The important differences arise in the definition of the steps:

   222	    <steps>
223 <annotation_step engine='align_engine' type='auto' name='align'/>
224 <annotation_step engine='carafe_tag_engine' sets_added='entities'
225 type='mixed' name='entity_tag'/>
226 <annotation_step engine='carafe_tag_engine' sets_added='nationality'
227 type='mixed' name='nationality_tag'/>
228 <annotation_step engine='carafe_tag_engine' sets_added='entities,nationality'
229 type='mixed' name='all_entity_tag'/>
230 <annotation_step engine='trivial_relation_tag_engine' sets_added='relations'
231 type='mixed' name='relation_tag'/>
232 <annotation_step engine='whole_zone_engine' sets_added='category:zone'
233 type='auto' name='whole_zone'/>
234 <annotation_step engine='carafe_tokenize_engine'
235 sets_added='category:token' type='auto'
236 name='carafe_tokenize'/>
237 <annotation_step type='hand' name='correct'
238 sets_modified='category:content'/>
239 </steps>

Here, we see that the "carafe_tag_engine" is used in three different steps: "entity_tag", "nationality_tag", and "all_entity_tag". This last step adds two annotation sets, rather than one. When a trainable engine defines a default model, the model path is suffixed with both the language and the step name when it's referenced and used, so these three cases will be kept separate. We also see that the "trivial_relation_tag_engine" is used in the "relation_tag" step. All four of these steps are mixed steps; so you'll be able to annotate the sets they add by hand de novo, or pretag and correct if a model is available.
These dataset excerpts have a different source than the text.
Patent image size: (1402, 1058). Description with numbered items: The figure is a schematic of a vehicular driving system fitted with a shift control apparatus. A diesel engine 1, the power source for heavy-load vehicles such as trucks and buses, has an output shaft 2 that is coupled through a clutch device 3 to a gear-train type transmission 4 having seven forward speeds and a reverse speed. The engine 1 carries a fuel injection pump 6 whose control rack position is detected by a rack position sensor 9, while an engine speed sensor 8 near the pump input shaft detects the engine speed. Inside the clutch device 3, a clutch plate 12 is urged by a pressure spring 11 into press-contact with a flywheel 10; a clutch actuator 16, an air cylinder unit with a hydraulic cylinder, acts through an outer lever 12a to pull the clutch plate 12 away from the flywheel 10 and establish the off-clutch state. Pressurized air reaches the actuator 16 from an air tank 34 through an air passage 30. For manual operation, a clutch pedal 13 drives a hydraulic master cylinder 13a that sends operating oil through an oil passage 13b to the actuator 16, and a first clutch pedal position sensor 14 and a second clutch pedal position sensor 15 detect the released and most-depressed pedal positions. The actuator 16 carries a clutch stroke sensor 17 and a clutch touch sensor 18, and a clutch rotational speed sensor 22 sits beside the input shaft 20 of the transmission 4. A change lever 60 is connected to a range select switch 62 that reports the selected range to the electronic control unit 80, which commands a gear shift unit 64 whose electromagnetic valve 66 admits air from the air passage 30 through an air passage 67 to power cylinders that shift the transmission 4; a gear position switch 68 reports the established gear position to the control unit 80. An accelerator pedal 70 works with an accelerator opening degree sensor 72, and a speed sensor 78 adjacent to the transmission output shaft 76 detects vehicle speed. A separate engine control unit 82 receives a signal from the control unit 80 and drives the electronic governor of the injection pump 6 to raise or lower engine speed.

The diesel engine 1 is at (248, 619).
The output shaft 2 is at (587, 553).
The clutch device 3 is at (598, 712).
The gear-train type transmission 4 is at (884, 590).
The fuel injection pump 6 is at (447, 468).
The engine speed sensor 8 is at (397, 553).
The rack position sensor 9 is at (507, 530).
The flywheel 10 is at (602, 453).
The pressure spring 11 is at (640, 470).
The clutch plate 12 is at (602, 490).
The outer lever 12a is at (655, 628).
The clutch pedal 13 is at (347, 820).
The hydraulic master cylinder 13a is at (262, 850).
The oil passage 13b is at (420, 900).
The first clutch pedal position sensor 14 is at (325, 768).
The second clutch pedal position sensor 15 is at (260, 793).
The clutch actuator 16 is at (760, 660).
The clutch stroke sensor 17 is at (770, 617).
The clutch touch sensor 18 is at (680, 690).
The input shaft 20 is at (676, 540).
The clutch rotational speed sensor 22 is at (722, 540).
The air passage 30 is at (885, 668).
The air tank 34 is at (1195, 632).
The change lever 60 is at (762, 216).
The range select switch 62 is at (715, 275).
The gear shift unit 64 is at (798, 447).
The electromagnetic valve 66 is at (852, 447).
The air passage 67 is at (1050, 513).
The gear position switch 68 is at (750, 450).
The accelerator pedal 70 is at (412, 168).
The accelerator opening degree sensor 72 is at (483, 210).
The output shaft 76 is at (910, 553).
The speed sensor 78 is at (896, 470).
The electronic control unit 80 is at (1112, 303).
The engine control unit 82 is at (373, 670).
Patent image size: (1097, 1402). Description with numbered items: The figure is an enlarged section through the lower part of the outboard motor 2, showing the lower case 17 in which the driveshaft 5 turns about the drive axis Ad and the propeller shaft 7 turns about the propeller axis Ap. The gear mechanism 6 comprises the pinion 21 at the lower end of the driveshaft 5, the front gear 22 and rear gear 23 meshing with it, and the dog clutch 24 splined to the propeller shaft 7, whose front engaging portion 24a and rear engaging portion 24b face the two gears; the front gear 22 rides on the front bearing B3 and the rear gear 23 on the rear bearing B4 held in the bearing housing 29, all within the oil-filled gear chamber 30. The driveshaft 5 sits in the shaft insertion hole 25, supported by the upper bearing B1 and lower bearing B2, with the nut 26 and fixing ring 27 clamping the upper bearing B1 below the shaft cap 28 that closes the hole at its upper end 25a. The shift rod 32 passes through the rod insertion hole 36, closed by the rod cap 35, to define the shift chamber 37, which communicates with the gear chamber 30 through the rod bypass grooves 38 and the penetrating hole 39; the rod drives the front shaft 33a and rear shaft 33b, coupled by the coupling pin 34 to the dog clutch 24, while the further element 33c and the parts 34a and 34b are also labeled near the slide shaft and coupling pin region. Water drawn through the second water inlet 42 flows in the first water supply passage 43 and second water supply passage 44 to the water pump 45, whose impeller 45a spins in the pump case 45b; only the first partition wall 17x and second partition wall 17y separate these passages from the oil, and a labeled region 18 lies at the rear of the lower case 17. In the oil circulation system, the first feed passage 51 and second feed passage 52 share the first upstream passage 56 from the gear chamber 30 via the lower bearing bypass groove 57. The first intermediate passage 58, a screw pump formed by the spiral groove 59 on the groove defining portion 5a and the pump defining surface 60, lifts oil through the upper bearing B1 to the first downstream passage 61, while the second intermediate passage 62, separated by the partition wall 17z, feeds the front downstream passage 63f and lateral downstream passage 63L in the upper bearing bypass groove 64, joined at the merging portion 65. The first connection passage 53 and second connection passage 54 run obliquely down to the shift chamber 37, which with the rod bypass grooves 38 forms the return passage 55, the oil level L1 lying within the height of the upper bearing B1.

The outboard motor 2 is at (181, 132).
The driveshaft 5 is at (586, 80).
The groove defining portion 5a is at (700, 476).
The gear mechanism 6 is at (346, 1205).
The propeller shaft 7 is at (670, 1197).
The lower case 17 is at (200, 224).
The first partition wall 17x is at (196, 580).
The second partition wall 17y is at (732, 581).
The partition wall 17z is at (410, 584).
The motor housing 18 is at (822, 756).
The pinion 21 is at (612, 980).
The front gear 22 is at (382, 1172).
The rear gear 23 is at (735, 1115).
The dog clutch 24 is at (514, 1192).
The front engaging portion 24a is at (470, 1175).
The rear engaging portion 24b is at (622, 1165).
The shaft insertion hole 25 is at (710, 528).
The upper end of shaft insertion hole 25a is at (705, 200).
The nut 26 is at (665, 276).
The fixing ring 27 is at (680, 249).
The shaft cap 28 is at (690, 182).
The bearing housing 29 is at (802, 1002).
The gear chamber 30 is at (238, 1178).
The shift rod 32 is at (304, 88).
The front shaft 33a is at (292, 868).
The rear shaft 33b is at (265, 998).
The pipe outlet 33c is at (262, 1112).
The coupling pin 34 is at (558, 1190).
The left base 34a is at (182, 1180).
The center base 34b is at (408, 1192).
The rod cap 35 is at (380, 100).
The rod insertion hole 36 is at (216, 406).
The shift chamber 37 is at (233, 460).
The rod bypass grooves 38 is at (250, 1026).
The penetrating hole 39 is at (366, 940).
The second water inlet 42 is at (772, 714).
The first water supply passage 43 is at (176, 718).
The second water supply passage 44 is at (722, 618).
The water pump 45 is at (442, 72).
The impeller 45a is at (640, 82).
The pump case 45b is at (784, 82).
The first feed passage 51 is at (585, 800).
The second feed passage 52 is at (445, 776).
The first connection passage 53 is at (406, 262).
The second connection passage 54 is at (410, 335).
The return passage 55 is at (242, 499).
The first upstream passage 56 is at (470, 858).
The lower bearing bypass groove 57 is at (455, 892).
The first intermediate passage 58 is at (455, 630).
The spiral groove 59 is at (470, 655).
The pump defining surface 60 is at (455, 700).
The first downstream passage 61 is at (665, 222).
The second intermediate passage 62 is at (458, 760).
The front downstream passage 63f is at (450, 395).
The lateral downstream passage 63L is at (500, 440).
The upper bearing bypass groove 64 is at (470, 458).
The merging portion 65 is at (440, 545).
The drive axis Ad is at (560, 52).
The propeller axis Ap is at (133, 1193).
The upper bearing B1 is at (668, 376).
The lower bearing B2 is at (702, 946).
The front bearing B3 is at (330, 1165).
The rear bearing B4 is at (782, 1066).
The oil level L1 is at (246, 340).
Finally, we have the workflows and workspaces (and then we end the task and the file):

   240	    <workflows>
241 <workflow name='Mixed Initiative Annotation' undoable="yes">
242 <step pretty_name='zone' name='whole_zone'/>
243 <step pretty_name='tokenize' name='carafe_tokenize'/>
244 <step name='entity_tag' pretty_name='tag entities'/>
245 <step name='nationality_tag' pretty_name='tag nationalities'/>
246 <step name='relation_tag' pretty_name='tag relations'/>
247 </workflow>
248 <workflow name='Review/repair all steps'>
249 <step name='correct'/>
250 </workflow>
251 <workflow name='Demo'>
252 <step pretty_name='zone' name='whole_zone'/>
253 <step pretty_name='tokenize' name='carafe_tokenize'/>
254 <step pretty_name='tag all entities' name='all_entity_tag'/>
255 <step pretty_name='tag relations' name='relation_tag'/>
256 </workflow>
257 <workflow name='Align'>
258 <step pretty_name='zone' name='whole_zone'/>
259 <step pretty_name='tokenize' name='carafe_tokenize'/>
260 <step name='align'/>
261 </workflow>
262 </workflows>
263 <workspaces default_config="Mixed Initiative Annotation">
264 <workspace workflow='Mixed Initiative Annotation'/>
265 </workspaces>
266 </task>
267 </tasks>

The "Mixed Initiative Annotation" workflow illustrates how multi-step mixed initiative works: it contains several mixed steps, each responsible for a different content annotation set. The annotator will complete the entity annotations, and then the nationality annotations, and then the relation annotations. In each case, the annotator will have the option of pretagging; most significantly, the annotator will have the opportunity to correct the spans before pretagging the relations.